Vacation is the second ingredient required to keep your mojo alive. To appreciate something, you need to be away from it. Totally, completely, mentally and physically away. I appreciate my job much more after I’ve been away from it for a while. I appreciate my coworkers much more when I haven’t seen them in a while. I appreciate the weekends the most after a long, productive week. I appreciate my kid more when I’ve picked him up after a long day at school (and I have the sense he appreciates me more as a result too). Reflection is a natural part of growth and learning, and you need to give yourself time to gain perspective – to let all of your thoughts and ideas percolate into well-rounded solutions.

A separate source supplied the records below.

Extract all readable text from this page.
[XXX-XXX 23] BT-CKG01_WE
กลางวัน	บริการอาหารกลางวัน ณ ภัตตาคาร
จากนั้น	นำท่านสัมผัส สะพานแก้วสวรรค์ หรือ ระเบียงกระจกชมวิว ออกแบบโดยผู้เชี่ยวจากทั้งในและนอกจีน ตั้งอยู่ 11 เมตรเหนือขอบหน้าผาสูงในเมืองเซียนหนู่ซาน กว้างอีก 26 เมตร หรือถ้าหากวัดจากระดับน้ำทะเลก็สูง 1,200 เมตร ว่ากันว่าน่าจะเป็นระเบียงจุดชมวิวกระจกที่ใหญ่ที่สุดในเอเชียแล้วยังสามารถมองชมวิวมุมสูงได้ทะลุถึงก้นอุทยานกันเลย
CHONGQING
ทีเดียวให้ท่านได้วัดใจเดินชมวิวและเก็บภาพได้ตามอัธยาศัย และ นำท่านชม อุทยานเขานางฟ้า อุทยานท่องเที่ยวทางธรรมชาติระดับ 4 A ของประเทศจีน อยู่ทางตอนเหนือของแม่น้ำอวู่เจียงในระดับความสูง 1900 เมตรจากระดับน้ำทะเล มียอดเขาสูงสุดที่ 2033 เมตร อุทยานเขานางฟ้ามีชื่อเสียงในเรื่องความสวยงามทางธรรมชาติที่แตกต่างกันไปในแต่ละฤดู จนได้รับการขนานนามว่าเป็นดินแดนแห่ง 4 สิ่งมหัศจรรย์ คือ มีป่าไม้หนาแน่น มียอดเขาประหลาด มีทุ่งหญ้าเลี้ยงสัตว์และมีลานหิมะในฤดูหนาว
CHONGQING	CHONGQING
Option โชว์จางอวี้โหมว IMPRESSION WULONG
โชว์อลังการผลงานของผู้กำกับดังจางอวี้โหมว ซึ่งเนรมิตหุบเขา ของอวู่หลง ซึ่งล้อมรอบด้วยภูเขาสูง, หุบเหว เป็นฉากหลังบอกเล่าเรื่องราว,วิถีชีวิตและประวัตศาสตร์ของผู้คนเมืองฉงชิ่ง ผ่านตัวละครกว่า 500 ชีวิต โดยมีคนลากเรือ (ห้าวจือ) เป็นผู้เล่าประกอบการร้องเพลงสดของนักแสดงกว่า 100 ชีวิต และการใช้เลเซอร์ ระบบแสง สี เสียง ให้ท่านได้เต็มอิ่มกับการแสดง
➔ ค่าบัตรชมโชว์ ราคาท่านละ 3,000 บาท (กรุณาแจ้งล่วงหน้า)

Objective affirmation is the next ingredient. You need to measure your progress, and be able to reflect on it, to get a sense of accomplishment. There have been times when I’ve sat in my office, (figuratively) crying into my coffee, beating myself up because I feel like I didn’t get enough done. But when I take a look at the status reports from myself and my team over the past few weeks, or progress reports that cover a longer amount of time, it’s pretty clear that we get a lot of stuff done – it’s just not obvious unless we can see our world today is different than our world was a few weeks, months of years ago.

Subjective affirmation is the final (and most insidious) of the keys to cultivating your mojo. In addition to being able to see and feel that you’re moving forward and getting things done, if you don’t have the feeling that the people around you appreciate your contributions, your level of inspiration is bound to wane. (Occasionally, the rewards from doing the task itself might be enough to negate the need for subjective affirmation – but this is not commonplace.) Do people really care about what you’re doing? Do they value the contributions you make? Or do they think you’re an idiot who can’t get anything right? Do they just not like the job you were hired to do (ie. it makes their job harder)? A solid, healthy team will provide a lot of subjective affirmation; a fractious organization will not. Additionally, the subjective affirmation really has to come from people who have no vested interest in your success or failure. Subjective affirmation from my most trusted colleagues and my boss is nice, but I know they’re on my side (I’m lucky to have a fantastic boss). But what about everybody else?

The concept of subjective affirmation extends beyond the workplace as well, though. Ever feel like doing the laundry is a thankless job? It might be, because you get no subjective affirmation as a result of doing it. You can objectively measure your progress every time you put the folded shirts in the drawer, but if no one seems to care, it’s unlikely that the thrill of the job itself will continue to motivate you.

Morale is a consequence of all four of these “mojo factors” aligning among the individuals in a team or organization. To get your own morale up, see if you can find ways to achieve each of the four.